Separate individual creatures, then, arise out of a communal state but are never entirely disassociated from it, are never entirely free from participating in cooperative activities. (Note to humans > A species that exploits environments without participating in their enrichment in some equally significant way had better be a species with a low breeding rate.)

It is the nature of life to be communally and individually oriented. Is it any wonder, then, that socialism and capitalism have become the major ideologies in the world? And that their natural holistic dynamism is attested to in human societies?

The most advanced countries in the world today all have a mix of capitalism and socialism to one degree or another. There’s a reason for that. Nature does not give us a choice between the collective and the individual. To create a viable society the two must work in conjunction with one another, as they always have in the natural world.
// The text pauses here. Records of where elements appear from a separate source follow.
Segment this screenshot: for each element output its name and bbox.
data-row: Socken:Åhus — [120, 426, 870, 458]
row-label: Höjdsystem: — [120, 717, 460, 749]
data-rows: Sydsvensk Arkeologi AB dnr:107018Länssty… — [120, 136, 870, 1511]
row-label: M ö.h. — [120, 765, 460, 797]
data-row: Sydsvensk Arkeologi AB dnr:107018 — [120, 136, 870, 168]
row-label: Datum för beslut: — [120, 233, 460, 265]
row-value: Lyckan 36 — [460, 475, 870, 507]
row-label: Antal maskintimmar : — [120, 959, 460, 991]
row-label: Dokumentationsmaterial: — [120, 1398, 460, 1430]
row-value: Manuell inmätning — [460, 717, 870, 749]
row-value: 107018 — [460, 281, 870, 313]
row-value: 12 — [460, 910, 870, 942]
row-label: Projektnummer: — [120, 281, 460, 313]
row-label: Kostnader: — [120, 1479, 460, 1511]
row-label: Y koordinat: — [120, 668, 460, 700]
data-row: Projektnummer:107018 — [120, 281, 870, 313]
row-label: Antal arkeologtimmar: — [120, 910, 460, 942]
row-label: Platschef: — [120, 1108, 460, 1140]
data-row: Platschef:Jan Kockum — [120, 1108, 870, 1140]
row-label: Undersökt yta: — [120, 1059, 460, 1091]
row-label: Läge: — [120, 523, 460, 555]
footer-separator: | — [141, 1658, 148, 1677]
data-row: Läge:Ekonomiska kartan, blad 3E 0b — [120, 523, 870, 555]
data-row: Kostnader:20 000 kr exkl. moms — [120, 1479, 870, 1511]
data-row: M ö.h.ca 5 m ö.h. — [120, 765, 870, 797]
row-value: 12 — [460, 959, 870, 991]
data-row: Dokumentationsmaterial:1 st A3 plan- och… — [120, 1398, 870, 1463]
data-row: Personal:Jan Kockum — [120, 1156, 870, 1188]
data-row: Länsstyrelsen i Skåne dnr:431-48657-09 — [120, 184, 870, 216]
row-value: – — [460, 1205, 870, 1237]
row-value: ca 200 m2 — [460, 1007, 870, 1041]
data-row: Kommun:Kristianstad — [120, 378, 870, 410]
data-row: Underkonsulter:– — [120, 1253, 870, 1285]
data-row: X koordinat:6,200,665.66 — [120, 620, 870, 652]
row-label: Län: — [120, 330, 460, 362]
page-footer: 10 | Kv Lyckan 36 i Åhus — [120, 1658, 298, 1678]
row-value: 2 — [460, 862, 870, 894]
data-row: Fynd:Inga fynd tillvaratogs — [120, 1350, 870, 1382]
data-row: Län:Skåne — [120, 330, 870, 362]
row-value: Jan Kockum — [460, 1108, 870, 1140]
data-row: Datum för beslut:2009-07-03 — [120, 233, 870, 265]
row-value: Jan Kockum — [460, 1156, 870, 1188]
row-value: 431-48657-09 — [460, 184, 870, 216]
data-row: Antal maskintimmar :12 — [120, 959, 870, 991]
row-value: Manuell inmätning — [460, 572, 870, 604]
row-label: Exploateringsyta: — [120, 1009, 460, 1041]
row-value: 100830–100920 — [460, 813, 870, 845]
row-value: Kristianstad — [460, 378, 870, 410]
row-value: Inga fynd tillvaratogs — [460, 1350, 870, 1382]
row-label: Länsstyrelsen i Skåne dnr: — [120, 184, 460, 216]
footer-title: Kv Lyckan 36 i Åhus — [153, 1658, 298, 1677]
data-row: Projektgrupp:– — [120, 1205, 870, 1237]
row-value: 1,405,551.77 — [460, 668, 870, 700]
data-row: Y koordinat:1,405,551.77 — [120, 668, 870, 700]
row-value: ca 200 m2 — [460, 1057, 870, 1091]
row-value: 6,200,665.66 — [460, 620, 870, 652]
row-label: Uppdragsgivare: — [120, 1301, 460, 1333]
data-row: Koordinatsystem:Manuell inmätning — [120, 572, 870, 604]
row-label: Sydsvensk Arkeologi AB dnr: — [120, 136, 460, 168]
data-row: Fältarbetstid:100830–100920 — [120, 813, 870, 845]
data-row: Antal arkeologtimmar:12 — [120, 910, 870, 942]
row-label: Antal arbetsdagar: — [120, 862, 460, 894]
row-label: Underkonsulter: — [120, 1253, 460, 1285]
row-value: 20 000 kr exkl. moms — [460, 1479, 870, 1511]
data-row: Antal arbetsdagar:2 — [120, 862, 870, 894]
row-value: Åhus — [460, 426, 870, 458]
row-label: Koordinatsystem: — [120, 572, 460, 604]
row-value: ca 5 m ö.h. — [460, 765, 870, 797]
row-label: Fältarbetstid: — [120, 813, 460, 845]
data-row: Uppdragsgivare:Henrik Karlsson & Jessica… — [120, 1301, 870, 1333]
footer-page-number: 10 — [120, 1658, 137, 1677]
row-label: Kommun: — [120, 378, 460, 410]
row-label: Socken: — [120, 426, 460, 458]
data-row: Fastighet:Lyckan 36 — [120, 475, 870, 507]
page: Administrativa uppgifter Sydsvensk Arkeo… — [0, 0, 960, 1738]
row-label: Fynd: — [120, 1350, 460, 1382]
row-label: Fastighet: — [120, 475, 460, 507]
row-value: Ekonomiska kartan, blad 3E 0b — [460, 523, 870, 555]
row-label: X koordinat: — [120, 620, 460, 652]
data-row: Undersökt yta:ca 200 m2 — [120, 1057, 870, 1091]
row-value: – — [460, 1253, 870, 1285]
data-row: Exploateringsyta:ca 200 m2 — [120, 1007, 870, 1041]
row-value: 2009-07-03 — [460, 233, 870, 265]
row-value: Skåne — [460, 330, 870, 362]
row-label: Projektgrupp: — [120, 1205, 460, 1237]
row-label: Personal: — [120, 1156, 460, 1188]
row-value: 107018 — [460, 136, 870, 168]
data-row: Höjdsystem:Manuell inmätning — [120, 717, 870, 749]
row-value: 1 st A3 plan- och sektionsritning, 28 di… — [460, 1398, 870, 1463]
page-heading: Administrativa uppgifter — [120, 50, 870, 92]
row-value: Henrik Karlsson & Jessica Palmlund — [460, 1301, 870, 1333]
We can take a lesson, here, from the United States, China and the Soviet Union in the 20th Century. Capitalism ruled in the US early in that century and many people were made to suffer under its reign. Workers — men, women and children — were forced to labor in the harsh conditions of unhealthful and dangerous work places for wages that were extremely inadequate. Commenting on the plight of the haves and the have-nots at that time, Andrew Carnegie once reportedly quipped, “I’m in heaven, they’re in hell and that’s the will of God.”

Eventually, however, it became evident to a growing number of citizens that changes to the prevailing ideology had to be installed. And, so, in order to address the abuses caused by the exclusive rule of capitalism significant doses of socialism were introduced into the exclusively capitalistic system. Also, in the 20th Century communism reigned supreme in the Soviet Union and the leadership remained absolutely committed to a hard-line Marxist/Leninist approach until this empire, ruled with an iron fist, suddenly dissolved overnight. The rulers of the Soviet Union had absolute power to make the socialist dream of a “worker’s paradise” a reality and they couldn’t do it. The other great communist empire, China, was a very different story. In the 1970’s the Chinese leadership held a conference in their capital (Peking at the time) and these avowed communists, some of whom had fought along with Mao, came to the conclusion that Marxism alone could not provide for all of a society’s needs. And, so, China began the gradual introduction of free enterprise practices into their system, by which it was able to prosper.

We are not free to impose a particular denatured order on our social bodies. Our freedom lies in creating those that reflect the natural order by bringing the individual and the collective into a salubrious alignment with one another.